The third annual event, formerly known as the Tri-School Colloquium, brings together faculty fromWVU College of Law, Duquesne University School of Law, and the University of Pittsburgh School of Law to share research on a broad range of topics. Duquesne and Pitt have previously hosted the colloquium.

WVU Law’s Anne Marie Lofaso, associate dean for faculty research and development and professor of law, said the colloquium fosters collaboration between the Morgantown and Pittsburgh universities.

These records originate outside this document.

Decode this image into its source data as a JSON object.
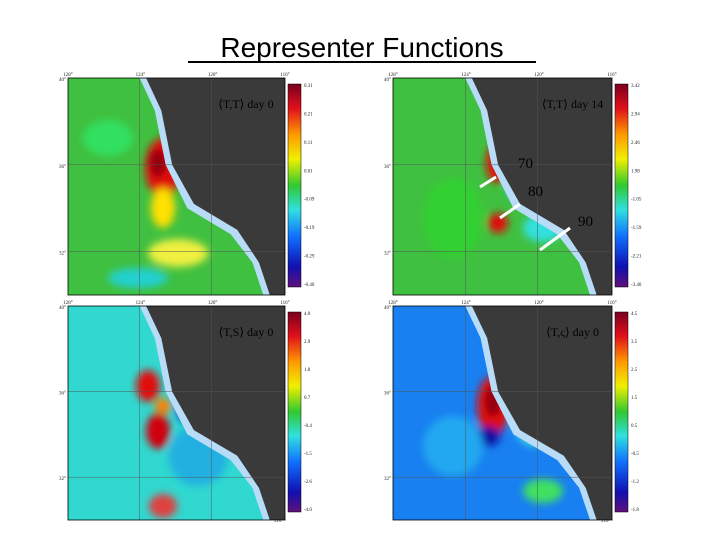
{
  "title": "Representer Functions",
  "panels": [
    {
      "label": "⟨T,T⟩ day 0",
      "x_labels": [
        "128°",
        "124°",
        "120°",
        "116°"
      ],
      "y_labels": [
        "40°",
        "36°",
        "32°"
      ],
      "colorbar_labels": [
        "0.31",
        "0.21",
        "0.11",
        "0.01",
        "-0.09",
        "-0.19",
        "-0.29",
        "-0.40"
      ]
    },
    {
      "label": "⟨T,T⟩ day 14",
      "x_labels": [
        "128°",
        "124°",
        "120°",
        "116°"
      ],
      "y_labels": [
        "40°",
        "36°",
        "32°"
      ],
      "colorbar_labels": [
        "3.42",
        "2.94",
        "2.46",
        "1.98",
        "-1.05",
        "-1.59",
        "-2.21",
        "-3.40"
      ]
    },
    {
      "label": "⟨T,S⟩ day 0",
      "x_labels": [
        "128°",
        "124°",
        "120°",
        "116°"
      ],
      "y_labels": [
        "40°",
        "36°",
        "32°"
      ],
      "colorbar_labels": [
        "4.0",
        "2.9",
        "1.8",
        "0.7",
        "-0.4",
        "-1.5",
        "-2.6",
        "-4.0"
      ],
      "scale": "x10⁻⁴"
    },
    {
      "label": "⟨T,ς⟩ day 0",
      "x_labels": [
        "128°",
        "124°",
        "120°",
        "116°"
      ],
      "y_labels": [
        "40°",
        "36°",
        "32°"
      ],
      "colorbar_labels": [
        "4.5",
        "3.5",
        "2.5",
        "1.5",
        "0.5",
        "-0.5",
        "-1.2",
        "-1.8"
      ],
      "scale": "x10⁻⁴"
    }
  ],
  "annotations": [
    "70",
    "80",
    "90"
  ]
}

“It’s an opportunity to transcend school boundaries and work collegially toward increasing the body of knowledge in the field of law,” she said. 
Presentations at the Mon River Law Faculty Colloquium are split between junior faculty on April 10 and senior faculty on April 11. They will be held in the Davis Gallery and the new event hall at the College of Law. Following each presentation, faculty will have the opportunity to engage in discussion and offer feedback.

April 10 presentations, starting at 3:30 p.m., are:

• Ann Marie Schiavone (Duquesne), “Puppy Profiling: Why Science Undermines Canine Breed Ban.” 
• Jessie Allen (Pittsburgh), “Reconstructing Legal Doctrine.” 
• Kendra Fershee (WVU), “The Prima Facie Parent: Implementing a Simple, Fair, and Efficient Standing Test in Courts Considering Custody Disputes by Unmarried Gay or Lesbian Parents.” 
• Rona Kaufman Kitchen (Duquesne), “Mixed Messages and Missing Mothers: Critiquing the Judicial Response to Mandatory Arrest Laws Post-VAWA.” 
• Sheila Valez (Pittsburgh), “A Progressive Experiential Learning Curriculum that Integrates Outcrit Theory.”

April 11 presentations, starting at 10:40 a.m., are:

• Shine (WVU), “Patent Examiners and Litigation Outcomes.” 
• Bernard Hibbitts (Pittsburgh), “Martial Lawyers: Lawyering and War-waging in American History.” 
• Wesley Oliver (Duquesne), “Limiting the Criminal Law’s ‘In for a Penny, In for a Pound’ Doctrine.”